In a separate interview, Brown told Metro Morning that Brampton has supported growth in Mississauga and called on the province to ensure that his city is made whole in any dissolution of Peel Region. He said that there are currently multiple major projects underway in Brampton, including a sprawling new police facility, that Mississauga needs to help cover.
“All we want is the same per capita funding model that we used to build infrastructure in Mississauga,” he said, adding it would be “fundamentally egregious” for Brampton residents to be left footing the bills for various developments already in the works.
“Imagine you went to dinner with someone and they eat all the food and they say let’s split the bill?” Brown said.

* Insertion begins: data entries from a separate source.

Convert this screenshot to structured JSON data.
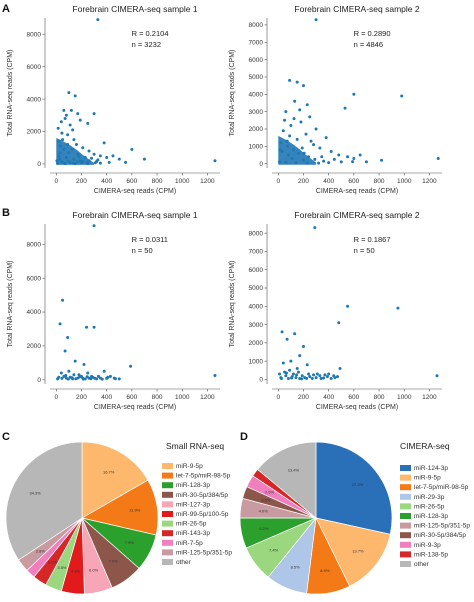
{
  "panel_labels": {
    "A": "A",
    "B": "B",
    "C": "C",
    "D": "D"
  },
  "chart_data": [
    {
      "id": "A1",
      "type": "scatter",
      "title": "Forebrain CIMERA-seq sample 1",
      "xlabel": "CIMERA-seq reads (CPM)",
      "ylabel": "Total RNA-seq reads (CPM)",
      "xlim": [
        -50,
        1300
      ],
      "ylim": [
        -250,
        9000
      ],
      "xticks": [
        0,
        200,
        400,
        600,
        800,
        1000,
        1200
      ],
      "yticks": [
        0,
        2000,
        4000,
        6000,
        8000
      ],
      "stats": {
        "r": "R = 0.2104",
        "n": "n = 3232"
      },
      "color": "#1f77b4",
      "points": [
        [
          330,
          8900
        ],
        [
          100,
          4400
        ],
        [
          150,
          4200
        ],
        [
          60,
          3300
        ],
        [
          120,
          3300
        ],
        [
          170,
          3100
        ],
        [
          300,
          3100
        ],
        [
          80,
          3000
        ],
        [
          190,
          2700
        ],
        [
          40,
          2600
        ],
        [
          250,
          2500
        ],
        [
          110,
          2400
        ],
        [
          380,
          1300
        ],
        [
          140,
          1500
        ],
        [
          20,
          1400
        ],
        [
          90,
          1800
        ],
        [
          130,
          2100
        ],
        [
          30,
          1100
        ],
        [
          160,
          1200
        ],
        [
          210,
          1000
        ],
        [
          60,
          900
        ],
        [
          260,
          800
        ],
        [
          100,
          700
        ],
        [
          300,
          600
        ],
        [
          350,
          500
        ],
        [
          450,
          500
        ],
        [
          400,
          400
        ],
        [
          500,
          300
        ],
        [
          170,
          600
        ],
        [
          230,
          400
        ],
        [
          20,
          500
        ],
        [
          80,
          400
        ],
        [
          140,
          300
        ],
        [
          190,
          200
        ],
        [
          260,
          200
        ],
        [
          320,
          150
        ],
        [
          40,
          150
        ],
        [
          110,
          100
        ],
        [
          200,
          80
        ],
        [
          10,
          50
        ],
        [
          70,
          30
        ],
        [
          150,
          20
        ],
        [
          250,
          20
        ],
        [
          350,
          50
        ],
        [
          600,
          900
        ],
        [
          700,
          300
        ],
        [
          1260,
          200
        ],
        [
          550,
          100
        ],
        [
          30,
          700
        ],
        [
          50,
          1500
        ],
        [
          15,
          2200
        ],
        [
          70,
          2800
        ],
        [
          45,
          1900
        ],
        [
          90,
          1200
        ],
        [
          125,
          900
        ],
        [
          180,
          450
        ],
        [
          210,
          150
        ],
        [
          280,
          350
        ],
        [
          330,
          250
        ],
        [
          420,
          100
        ],
        [
          5,
          200
        ],
        [
          25,
          300
        ],
        [
          55,
          80
        ],
        [
          95,
          180
        ],
        [
          135,
          60
        ],
        [
          165,
          120
        ],
        [
          245,
          90
        ],
        [
          310,
          70
        ]
      ]
    },
    {
      "id": "A2",
      "type": "scatter",
      "title": "Forebrain CIMERA-seq sample 2",
      "xlabel": "CIMERA-seq reads (CPM)",
      "ylabel": "Total RNA-seq reads (CPM)",
      "xlim": [
        -50,
        1300
      ],
      "ylim": [
        -250,
        8400
      ],
      "xticks": [
        0,
        200,
        400,
        600,
        800,
        1000,
        1200
      ],
      "yticks": [
        0,
        1000,
        2000,
        3000,
        4000,
        5000,
        6000,
        7000,
        8000
      ],
      "stats": {
        "r": "R = 0.2890",
        "n": "n = 4846"
      },
      "color": "#1f77b4",
      "points": [
        [
          300,
          8300
        ],
        [
          90,
          4800
        ],
        [
          150,
          4700
        ],
        [
          200,
          4500
        ],
        [
          600,
          4000
        ],
        [
          980,
          3900
        ],
        [
          530,
          3200
        ],
        [
          130,
          3600
        ],
        [
          60,
          3000
        ],
        [
          250,
          2700
        ],
        [
          180,
          2400
        ],
        [
          100,
          2200
        ],
        [
          300,
          2000
        ],
        [
          40,
          1900
        ],
        [
          220,
          1700
        ],
        [
          380,
          1500
        ],
        [
          150,
          1400
        ],
        [
          70,
          1300
        ],
        [
          20,
          1200
        ],
        [
          280,
          1100
        ],
        [
          330,
          900
        ],
        [
          120,
          800
        ],
        [
          420,
          700
        ],
        [
          480,
          500
        ],
        [
          550,
          400
        ],
        [
          600,
          300
        ],
        [
          650,
          500
        ],
        [
          1270,
          300
        ],
        [
          820,
          200
        ],
        [
          700,
          100
        ],
        [
          160,
          600
        ],
        [
          240,
          400
        ],
        [
          80,
          500
        ],
        [
          30,
          700
        ],
        [
          110,
          300
        ],
        [
          200,
          200
        ],
        [
          290,
          250
        ],
        [
          360,
          150
        ],
        [
          10,
          100
        ],
        [
          60,
          80
        ],
        [
          140,
          50
        ],
        [
          230,
          40
        ],
        [
          320,
          30
        ],
        [
          400,
          60
        ],
        [
          500,
          100
        ],
        [
          590,
          120
        ],
        [
          190,
          900
        ],
        [
          260,
          1300
        ],
        [
          90,
          1600
        ],
        [
          50,
          2500
        ],
        [
          170,
          3100
        ],
        [
          230,
          3400
        ],
        [
          125,
          2600
        ],
        [
          15,
          800
        ],
        [
          75,
          1000
        ],
        [
          205,
          600
        ],
        [
          345,
          400
        ],
        [
          445,
          250
        ]
      ]
    },
    {
      "id": "B1",
      "type": "scatter",
      "title": "Forebrain CIMERA-seq sample 1",
      "xlabel": "CIMERA-seq reads (CPM)",
      "ylabel": "Total RNA-seq reads (CPM)",
      "xlim": [
        -50,
        1300
      ],
      "ylim": [
        -250,
        9200
      ],
      "xticks": [
        0,
        200,
        400,
        600,
        800,
        1000,
        1200
      ],
      "yticks": [
        0,
        2000,
        4000,
        6000,
        8000
      ],
      "stats": {
        "r": "R = 0.0311",
        "n": "n = 50"
      },
      "color": "#1f77b4",
      "points": [
        [
          300,
          9100
        ],
        [
          50,
          4700
        ],
        [
          30,
          3300
        ],
        [
          240,
          3100
        ],
        [
          300,
          3100
        ],
        [
          90,
          2500
        ],
        [
          70,
          1700
        ],
        [
          150,
          1100
        ],
        [
          220,
          900
        ],
        [
          590,
          800
        ],
        [
          380,
          500
        ],
        [
          1260,
          250
        ],
        [
          20,
          150
        ],
        [
          60,
          200
        ],
        [
          80,
          100
        ],
        [
          110,
          150
        ],
        [
          140,
          300
        ],
        [
          170,
          100
        ],
        [
          200,
          200
        ],
        [
          230,
          50
        ],
        [
          260,
          100
        ],
        [
          290,
          150
        ],
        [
          320,
          50
        ],
        [
          350,
          100
        ],
        [
          400,
          80
        ],
        [
          430,
          200
        ],
        [
          460,
          100
        ],
        [
          500,
          50
        ],
        [
          40,
          400
        ],
        [
          100,
          500
        ],
        [
          130,
          50
        ],
        [
          180,
          300
        ],
        [
          210,
          100
        ],
        [
          250,
          400
        ],
        [
          280,
          200
        ],
        [
          10,
          50
        ],
        [
          45,
          80
        ],
        [
          75,
          250
        ],
        [
          95,
          40
        ],
        [
          125,
          120
        ],
        [
          155,
          60
        ],
        [
          185,
          160
        ],
        [
          215,
          40
        ],
        [
          245,
          180
        ],
        [
          275,
          60
        ],
        [
          305,
          90
        ],
        [
          335,
          200
        ],
        [
          365,
          40
        ],
        [
          410,
          150
        ],
        [
          470,
          60
        ]
      ]
    },
    {
      "id": "B2",
      "type": "scatter",
      "title": "Forebrain CIMERA-seq sample 2",
      "xlabel": "CIMERA-seq reads (CPM)",
      "ylabel": "Total RNA-seq reads (CPM)",
      "xlim": [
        -50,
        1300
      ],
      "ylim": [
        -250,
        8500
      ],
      "xticks": [
        0,
        200,
        400,
        600,
        800,
        1000,
        1200
      ],
      "yticks": [
        0,
        1000,
        2000,
        3000,
        4000,
        5000,
        6000,
        7000,
        8000
      ],
      "stats": {
        "r": "R = 0.1867",
        "n": "n = 50"
      },
      "color": "#1f77b4",
      "points": [
        [
          290,
          8300
        ],
        [
          550,
          4000
        ],
        [
          950,
          3900
        ],
        [
          480,
          3100
        ],
        [
          30,
          2600
        ],
        [
          130,
          2500
        ],
        [
          70,
          2200
        ],
        [
          200,
          1800
        ],
        [
          170,
          1300
        ],
        [
          100,
          1000
        ],
        [
          40,
          900
        ],
        [
          230,
          800
        ],
        [
          150,
          600
        ],
        [
          490,
          600
        ],
        [
          1260,
          200
        ],
        [
          20,
          100
        ],
        [
          60,
          200
        ],
        [
          80,
          50
        ],
        [
          110,
          150
        ],
        [
          140,
          100
        ],
        [
          170,
          50
        ],
        [
          190,
          200
        ],
        [
          210,
          100
        ],
        [
          250,
          150
        ],
        [
          270,
          50
        ],
        [
          300,
          100
        ],
        [
          330,
          200
        ],
        [
          360,
          80
        ],
        [
          390,
          150
        ],
        [
          420,
          50
        ],
        [
          450,
          100
        ],
        [
          10,
          300
        ],
        [
          50,
          400
        ],
        [
          90,
          500
        ],
        [
          120,
          300
        ],
        [
          160,
          400
        ],
        [
          240,
          300
        ],
        [
          280,
          250
        ],
        [
          310,
          300
        ],
        [
          340,
          50
        ],
        [
          370,
          250
        ],
        [
          400,
          300
        ],
        [
          440,
          200
        ],
        [
          470,
          150
        ],
        [
          25,
          50
        ],
        [
          65,
          350
        ],
        [
          105,
          80
        ],
        [
          145,
          250
        ],
        [
          185,
          30
        ],
        [
          225,
          60
        ]
      ]
    },
    {
      "id": "C",
      "type": "pie",
      "title": "Small RNA-seq",
      "legend_position": "right",
      "slices": [
        {
          "name": "miR-9-5p",
          "value": 16.7,
          "label": "16.7%",
          "color": "#fdb86e"
        },
        {
          "name": "let-7-5p/miR-98-5p",
          "value": 11.9,
          "label": "11.9%",
          "color": "#f47a18"
        },
        {
          "name": "miR-128-3p",
          "value": 7.9,
          "label": "7.9%",
          "color": "#2ca02c"
        },
        {
          "name": "miR-30-5p/384/5p",
          "value": 7.0,
          "label": "7.0%",
          "color": "#8c564b"
        },
        {
          "name": "miR-127-3p",
          "value": 6.0,
          "label": "6.0%",
          "color": "#f7a6b7"
        },
        {
          "name": "miR-99-5p/100-5p",
          "value": 4.9,
          "label": "4.9%",
          "color": "#e31a1c"
        },
        {
          "name": "miR-26-5p",
          "value": 3.5,
          "label": "3.5%",
          "color": "#9ad77f"
        },
        {
          "name": "miR-143-3p",
          "value": 3.0,
          "label": "3.0%",
          "color": "#d62728"
        },
        {
          "name": "miR-7-5p",
          "value": 2.0,
          "label": "2.0%",
          "color": "#f07fbf"
        },
        {
          "name": "miR-125-5p/351-5p",
          "value": 2.8,
          "label": "2.8%",
          "color": "#c99aa0"
        },
        {
          "name": "other",
          "value": 34.3,
          "label": "34.3%",
          "color": "#b7b7b7"
        }
      ]
    },
    {
      "id": "D",
      "type": "pie",
      "title": "CIMERA-seq",
      "legend_position": "right",
      "slices": [
        {
          "name": "miR-124-3p",
          "value": 27.3,
          "label": "27.3%",
          "color": "#2a70b8"
        },
        {
          "name": "miR-9-5p",
          "value": 13.7,
          "label": "13.7%",
          "color": "#fdb86e"
        },
        {
          "name": "let-7-5p/miR-98-5p",
          "value": 8.9,
          "label": "8.9%",
          "color": "#f47a18"
        },
        {
          "name": "miR-29-3p",
          "value": 8.5,
          "label": "8.5%",
          "color": "#aec7e8"
        },
        {
          "name": "miR-26-5p",
          "value": 7.4,
          "label": "7.4%",
          "color": "#9ad77f"
        },
        {
          "name": "miR-128-3p",
          "value": 6.2,
          "label": "6.2%",
          "color": "#2ca02c"
        },
        {
          "name": "miR-125-5p/351-5p",
          "value": 4.0,
          "label": "4.0%",
          "color": "#c99aa0"
        },
        {
          "name": "miR-30-5p/384/5p",
          "value": 2.5,
          "label": "2.5%",
          "color": "#8c564b"
        },
        {
          "name": "miR-9-3p",
          "value": 2.5,
          "label": "2.5%",
          "color": "#f07fbf"
        },
        {
          "name": "miR-138-5p",
          "value": 1.6,
          "label": "1.6%",
          "color": "#d62728"
        },
        {
          "name": "other",
          "value": 13.4,
          "label": "13.4%",
          "color": "#b7b7b7"
        }
      ]
    }
  ]
}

Ford has promised that neither city will be treated unfairly in a break up of the region, Brown said.
“This has all happened very quickly. And [Ford’s] assurance to me is that Mississauga won’t be able run away without paying their bill,” he told guest host Piya Chattopadhyay.
Crombie expects that the legislation will include the creation of an audit panel to “manage the divorce” and ensure that assets are redistributed fairly. She said she would prefer that Peel police and Peel paramedics would remain intact.
Despite their differences, both mayors agree that removing the regional government would help expedite developments and decision making in both cities, especially as the province faces a historic housing crisis.
“There are some legitimate, real advantages, and I welcome those advantages,” Brown said. “With the caveat that this cannot be back of Brampton taxpayers.”